M. Amis.- J’ai écrit récemment un article sur le livre fondateur de Sayyid Qutb, souvent considéré comme le « Mein Kampf » de l’islamisme. Voilà un bouquin tout à fait ridicule, hilarant à bien des égards. Qutb est allé aux Etats-Unis en 1948 et 1949. Il s’est vraiment lâché là-bas, tournant le dos à ses propres démons. Il parle des femmes américaines comme de « nymphes enchanteresses », il évoque leur chair et leurs «corps brûlants», mourant d’envie, à l’évidence, d’avoir des relations sexuelles avec elles. Il était persuadé que l’Ouest essayait par tous les moyens de corrompre l’Islam par les forces de la tentation. Ce qui terrifie les islamistes, ce sont les femmes de l’ouest, conduisant des bagnoles, se baladant où bon leur semble. Ca les embête, car c’est la dernière chose qu’ils peuvent encore contrôler chez eux : les femmes.

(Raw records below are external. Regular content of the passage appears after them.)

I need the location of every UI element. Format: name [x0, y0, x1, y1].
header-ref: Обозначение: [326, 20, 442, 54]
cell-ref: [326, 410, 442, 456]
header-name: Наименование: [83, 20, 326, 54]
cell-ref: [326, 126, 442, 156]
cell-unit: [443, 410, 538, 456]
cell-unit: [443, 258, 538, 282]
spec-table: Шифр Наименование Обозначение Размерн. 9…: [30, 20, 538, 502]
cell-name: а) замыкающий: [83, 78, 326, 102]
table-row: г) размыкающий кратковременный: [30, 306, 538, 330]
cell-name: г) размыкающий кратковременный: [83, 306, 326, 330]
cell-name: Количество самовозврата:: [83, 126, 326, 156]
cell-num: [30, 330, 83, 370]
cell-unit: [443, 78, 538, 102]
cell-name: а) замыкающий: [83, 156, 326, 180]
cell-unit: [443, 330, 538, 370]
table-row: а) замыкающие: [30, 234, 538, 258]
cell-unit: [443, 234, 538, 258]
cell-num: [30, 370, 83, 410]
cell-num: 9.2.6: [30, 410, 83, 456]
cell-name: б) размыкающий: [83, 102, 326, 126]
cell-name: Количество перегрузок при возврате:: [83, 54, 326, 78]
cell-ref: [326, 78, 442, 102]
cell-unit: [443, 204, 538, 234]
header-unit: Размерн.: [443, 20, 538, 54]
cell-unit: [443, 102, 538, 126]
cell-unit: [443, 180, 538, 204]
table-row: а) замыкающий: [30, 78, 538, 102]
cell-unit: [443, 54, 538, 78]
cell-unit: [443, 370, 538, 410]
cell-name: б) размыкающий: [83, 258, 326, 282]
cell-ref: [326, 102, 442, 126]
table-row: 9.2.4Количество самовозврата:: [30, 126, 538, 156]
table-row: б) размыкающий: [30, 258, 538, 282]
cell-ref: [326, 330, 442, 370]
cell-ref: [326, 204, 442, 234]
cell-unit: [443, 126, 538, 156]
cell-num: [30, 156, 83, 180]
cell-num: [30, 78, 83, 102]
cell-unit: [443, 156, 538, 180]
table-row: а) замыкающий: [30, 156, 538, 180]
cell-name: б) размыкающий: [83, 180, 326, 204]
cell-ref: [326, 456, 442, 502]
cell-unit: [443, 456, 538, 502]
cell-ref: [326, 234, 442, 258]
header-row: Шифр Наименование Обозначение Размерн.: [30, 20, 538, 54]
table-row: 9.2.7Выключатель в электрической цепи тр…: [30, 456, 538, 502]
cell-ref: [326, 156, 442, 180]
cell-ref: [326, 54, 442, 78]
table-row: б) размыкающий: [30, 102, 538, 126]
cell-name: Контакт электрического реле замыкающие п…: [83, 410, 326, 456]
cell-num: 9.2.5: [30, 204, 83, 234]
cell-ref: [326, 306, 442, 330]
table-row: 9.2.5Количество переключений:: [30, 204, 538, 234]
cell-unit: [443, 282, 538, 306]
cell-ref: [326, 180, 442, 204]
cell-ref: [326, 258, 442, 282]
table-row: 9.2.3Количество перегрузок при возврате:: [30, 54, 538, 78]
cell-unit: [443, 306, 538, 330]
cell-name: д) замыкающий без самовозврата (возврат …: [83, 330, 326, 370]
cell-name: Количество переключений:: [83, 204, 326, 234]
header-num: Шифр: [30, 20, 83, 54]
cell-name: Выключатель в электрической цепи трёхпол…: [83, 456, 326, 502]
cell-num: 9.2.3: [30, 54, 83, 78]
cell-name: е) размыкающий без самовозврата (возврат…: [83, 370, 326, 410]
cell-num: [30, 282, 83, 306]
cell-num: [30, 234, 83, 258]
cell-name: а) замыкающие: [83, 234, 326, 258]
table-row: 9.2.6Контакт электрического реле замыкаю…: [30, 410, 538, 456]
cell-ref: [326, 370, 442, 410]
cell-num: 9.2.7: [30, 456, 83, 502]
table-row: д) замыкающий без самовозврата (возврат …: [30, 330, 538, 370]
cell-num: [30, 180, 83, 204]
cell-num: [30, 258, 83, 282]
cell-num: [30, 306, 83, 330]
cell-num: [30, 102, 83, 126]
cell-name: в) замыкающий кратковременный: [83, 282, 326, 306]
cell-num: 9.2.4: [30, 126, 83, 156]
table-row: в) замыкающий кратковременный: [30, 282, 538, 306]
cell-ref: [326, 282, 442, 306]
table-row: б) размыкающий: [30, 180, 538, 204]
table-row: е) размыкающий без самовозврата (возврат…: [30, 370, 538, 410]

N. O.- Votre roman fait écho au 11 septembre…
M. Amis.- Norman Mailer a dit que les romanciers ne devaient pas sauter sur le sujet, mais se donner du temps, laisser l’inconscient travailler. Le fait est que je n’ai pas suivi ses conseils. J’ai commencé à écrire sur le sujet le 20 septembre qui a suivi. C’était un texte plein d’interrogations du type : « Pourquoi une chose pareille a pu se passer ? » L’habitude de tout rationaliser, sans doute. Nous attendons des choses qu’elles aient une explication. Il me semble que la cause majeure des événements n’est pas dans la haine des Etats-Unis, qui est bien réelle, mais d’ordre névrotique. Le point de départ de tout, c’est 1949, l’année où Israël défait six nations arabes. Il me semble que 1949 est une année charnière pour l’Islam. Le moment où, entre d’un côté plus de modernité et moins d’Islam, de l’autre moins de modernité et plus d’Islam, le monde arabe choisit plus d’Islam.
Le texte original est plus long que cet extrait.